Terperangkap di antara keduanya, Karen, yang diam-diam mengamati, berbicara dengan hati-hati.

“…Jika itu sebuah perjanjian, apa sebenarnya yang terkandung di dalamnya?”

“Jika ada gadis baru yang muncul, kami mengawasinya, dan kami tidak mengganggu kemajuan satu sama lain. Jika salah satu dari kami mulai berkencan dengan Ryu-chan, yang lain akan mundur dengan anggun.”

“Itu usulan yang cukup rasional.”

"Benar? Jadi, Sasha-chan juga…”

“Tetapi ini bukanlah metode yang aku sukai.”

Sasha berdiri, memotong perkataan Rika dengan tegas.

“Seorang wanita Rusia merebut cintanya pada dirinya sendiri. Itu prinsip kami. Ibu aku yang melakukannya, begitu pula generasi nenek aku.”

Dia mengatakan ini sambil menatap Rika.

“aku tidak akan mengkritiknya sebagai metode yang salah, tapi aku akan bertindak sendiri-sendiri. Tidak apa-apa, bukan?”

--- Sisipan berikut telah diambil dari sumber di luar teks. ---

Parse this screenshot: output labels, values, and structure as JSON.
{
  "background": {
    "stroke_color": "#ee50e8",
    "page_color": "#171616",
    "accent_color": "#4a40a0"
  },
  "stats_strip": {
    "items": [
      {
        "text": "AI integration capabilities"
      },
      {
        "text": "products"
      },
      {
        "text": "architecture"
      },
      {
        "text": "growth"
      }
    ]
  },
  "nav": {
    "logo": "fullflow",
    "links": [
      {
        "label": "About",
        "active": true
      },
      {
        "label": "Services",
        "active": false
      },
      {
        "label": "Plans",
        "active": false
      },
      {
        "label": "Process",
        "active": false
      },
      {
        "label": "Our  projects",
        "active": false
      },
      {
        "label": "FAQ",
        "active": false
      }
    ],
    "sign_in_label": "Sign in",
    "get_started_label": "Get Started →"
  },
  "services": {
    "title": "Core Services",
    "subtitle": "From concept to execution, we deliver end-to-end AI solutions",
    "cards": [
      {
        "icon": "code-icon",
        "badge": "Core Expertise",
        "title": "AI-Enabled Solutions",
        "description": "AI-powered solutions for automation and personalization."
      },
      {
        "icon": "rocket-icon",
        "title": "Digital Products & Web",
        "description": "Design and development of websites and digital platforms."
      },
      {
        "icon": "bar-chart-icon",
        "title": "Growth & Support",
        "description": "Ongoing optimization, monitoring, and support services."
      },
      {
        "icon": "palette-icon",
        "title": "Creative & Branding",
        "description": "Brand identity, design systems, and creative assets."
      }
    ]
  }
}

Menanggapi pertanyaan Sasha yang percaya diri, Rika sedikit ragu, tidak seperti sikapnya yang biasanya hidup dan percaya diri.

Tapi, mungkin karena mengetahui tidak ada pilihan lain, dia segera mengangguk.

"Baiklah."

“Aku akan pergi sekarang. Selamat menikmati makan siang."

Setelah Sasha meninggalkan atap dengan kata-kata itu, Rika, dengan ekspresi sedih, menoleh ke arah Karen, yang duduk di sebelahnya, dan bertanya,

“Karen-chan? Apakah aku melakukan sesuatu yang salah? Aku hanya ingin kita rukun seperti sekarang.”

“Pendekatanmu tidak salah, Rika. Hanya saja Sasha sangat keras kepala.”

'Berkat kebaikanmu, aku merasa baik sekarang.'

Karen berpikir sendiri dan dengan lembut menepuk punggung kecil Rika, yang hampir menangis.